Yapay zeka kendi dilini geliştirilince fişi çekildi

Hollywood’un vazgeçilmez senaryolarından biri olan ‘dünyayı ele geçiren robotlar’, beyaz perdede kalmayıp hakikaten gezegenimizi kontrol altına alabilir mi? İlgiyle izlenen Person of Interest dizisinde olduğu gibi insanlığın yararı için geliştirilen bir yapay zeka, insanlığın başına bela olabilir mi?
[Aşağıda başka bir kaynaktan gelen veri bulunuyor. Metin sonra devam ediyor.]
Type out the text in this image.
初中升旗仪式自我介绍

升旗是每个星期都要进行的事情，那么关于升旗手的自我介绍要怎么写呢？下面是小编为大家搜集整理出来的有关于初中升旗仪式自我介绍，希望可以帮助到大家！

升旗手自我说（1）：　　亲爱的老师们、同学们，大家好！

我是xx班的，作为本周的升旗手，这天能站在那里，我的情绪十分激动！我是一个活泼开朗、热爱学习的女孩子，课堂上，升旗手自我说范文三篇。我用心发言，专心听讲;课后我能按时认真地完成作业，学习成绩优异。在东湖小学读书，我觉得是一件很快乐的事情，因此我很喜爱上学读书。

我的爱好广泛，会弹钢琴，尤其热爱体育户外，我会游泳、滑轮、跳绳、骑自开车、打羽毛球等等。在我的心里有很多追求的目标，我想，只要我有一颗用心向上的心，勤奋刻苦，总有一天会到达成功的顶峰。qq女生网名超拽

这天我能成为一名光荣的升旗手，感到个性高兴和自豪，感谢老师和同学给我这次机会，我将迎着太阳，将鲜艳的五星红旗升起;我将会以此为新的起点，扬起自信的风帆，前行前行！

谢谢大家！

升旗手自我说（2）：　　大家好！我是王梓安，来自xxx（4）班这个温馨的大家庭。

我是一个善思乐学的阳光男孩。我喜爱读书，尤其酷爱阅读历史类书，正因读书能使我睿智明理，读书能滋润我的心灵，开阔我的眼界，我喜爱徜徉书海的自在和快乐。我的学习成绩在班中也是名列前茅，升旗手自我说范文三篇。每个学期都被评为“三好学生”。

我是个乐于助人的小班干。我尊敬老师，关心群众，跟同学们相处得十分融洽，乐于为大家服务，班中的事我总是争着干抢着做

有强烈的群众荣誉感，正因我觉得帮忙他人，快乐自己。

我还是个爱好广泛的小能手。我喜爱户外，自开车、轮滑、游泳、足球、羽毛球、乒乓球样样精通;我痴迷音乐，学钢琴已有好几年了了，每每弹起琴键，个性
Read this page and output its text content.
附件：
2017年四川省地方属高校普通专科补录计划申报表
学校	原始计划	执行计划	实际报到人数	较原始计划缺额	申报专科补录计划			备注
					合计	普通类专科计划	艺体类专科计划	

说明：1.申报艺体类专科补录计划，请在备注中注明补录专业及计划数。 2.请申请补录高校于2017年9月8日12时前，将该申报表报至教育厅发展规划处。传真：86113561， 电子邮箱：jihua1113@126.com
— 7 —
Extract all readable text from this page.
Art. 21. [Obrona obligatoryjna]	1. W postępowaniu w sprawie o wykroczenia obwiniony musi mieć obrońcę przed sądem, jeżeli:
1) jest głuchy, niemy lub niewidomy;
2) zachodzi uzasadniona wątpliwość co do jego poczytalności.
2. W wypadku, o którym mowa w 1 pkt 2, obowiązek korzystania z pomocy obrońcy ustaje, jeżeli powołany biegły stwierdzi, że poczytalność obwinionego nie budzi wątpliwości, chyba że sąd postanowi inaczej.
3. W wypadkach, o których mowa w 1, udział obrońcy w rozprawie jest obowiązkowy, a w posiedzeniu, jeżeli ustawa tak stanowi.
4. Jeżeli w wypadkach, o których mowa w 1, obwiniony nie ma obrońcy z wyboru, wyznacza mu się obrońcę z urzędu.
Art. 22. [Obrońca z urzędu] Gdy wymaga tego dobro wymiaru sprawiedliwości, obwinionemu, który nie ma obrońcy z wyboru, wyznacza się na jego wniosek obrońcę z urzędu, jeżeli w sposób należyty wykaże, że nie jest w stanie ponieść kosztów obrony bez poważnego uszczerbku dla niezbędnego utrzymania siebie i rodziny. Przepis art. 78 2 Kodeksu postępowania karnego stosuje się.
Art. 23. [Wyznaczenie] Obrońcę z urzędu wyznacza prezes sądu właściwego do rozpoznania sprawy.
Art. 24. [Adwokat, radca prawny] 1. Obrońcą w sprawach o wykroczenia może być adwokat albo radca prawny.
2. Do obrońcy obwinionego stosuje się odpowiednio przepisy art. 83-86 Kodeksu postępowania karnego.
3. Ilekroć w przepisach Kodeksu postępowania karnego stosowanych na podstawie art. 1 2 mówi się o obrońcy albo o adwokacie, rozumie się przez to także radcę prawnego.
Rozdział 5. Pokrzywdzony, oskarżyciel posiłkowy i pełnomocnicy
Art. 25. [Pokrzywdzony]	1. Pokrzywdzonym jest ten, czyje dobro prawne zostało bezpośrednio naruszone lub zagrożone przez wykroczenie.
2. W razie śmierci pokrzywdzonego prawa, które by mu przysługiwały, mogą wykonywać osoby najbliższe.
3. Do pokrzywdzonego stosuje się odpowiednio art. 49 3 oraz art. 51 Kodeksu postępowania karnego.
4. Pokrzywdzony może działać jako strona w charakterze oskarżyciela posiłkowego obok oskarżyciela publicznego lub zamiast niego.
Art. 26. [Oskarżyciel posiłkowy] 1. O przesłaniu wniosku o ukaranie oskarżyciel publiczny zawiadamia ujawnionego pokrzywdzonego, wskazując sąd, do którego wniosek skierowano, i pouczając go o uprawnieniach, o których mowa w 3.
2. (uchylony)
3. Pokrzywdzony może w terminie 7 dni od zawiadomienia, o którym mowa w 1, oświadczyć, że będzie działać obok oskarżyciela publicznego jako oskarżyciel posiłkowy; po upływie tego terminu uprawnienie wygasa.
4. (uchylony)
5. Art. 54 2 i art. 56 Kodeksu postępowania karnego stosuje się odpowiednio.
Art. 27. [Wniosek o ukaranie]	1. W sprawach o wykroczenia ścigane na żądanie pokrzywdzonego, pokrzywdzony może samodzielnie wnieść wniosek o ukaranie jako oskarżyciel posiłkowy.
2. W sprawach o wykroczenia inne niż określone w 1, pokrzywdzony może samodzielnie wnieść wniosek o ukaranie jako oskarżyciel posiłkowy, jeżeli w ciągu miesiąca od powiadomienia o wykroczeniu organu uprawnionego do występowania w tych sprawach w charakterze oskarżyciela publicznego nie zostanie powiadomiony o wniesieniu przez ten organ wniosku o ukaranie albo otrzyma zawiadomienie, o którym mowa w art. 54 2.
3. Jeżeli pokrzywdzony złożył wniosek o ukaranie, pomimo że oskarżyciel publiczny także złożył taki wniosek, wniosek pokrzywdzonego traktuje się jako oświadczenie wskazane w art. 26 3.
Stephan Hawking dahil birçok saygın bilim adamının uyarılarda bulunduğu bu konu hakkında Facebook’un bir araştırması sırasında yaşananlar, ikazların ciddiye alınması gerektiğini ortaya koyuyor.

İlgili haber >> Yapay Zeka: Dost mu Düşman mı?

Facebook araştırmacılarının, üzerinde çalıştıkları bir yapay zekayı, programın kendi dilini oluşturmasının ardından kapattığı ortaya çıktı. Digital Journal’ın verdiği habere göre söz konusu sistem, iletişimi daha etkin hale getirmek için kod kelimeler geliştirdi. Uzmanlar, programın İngilizce yerine kendi dilini kullandığını fark edince de sistemi devre dışı bıraktı.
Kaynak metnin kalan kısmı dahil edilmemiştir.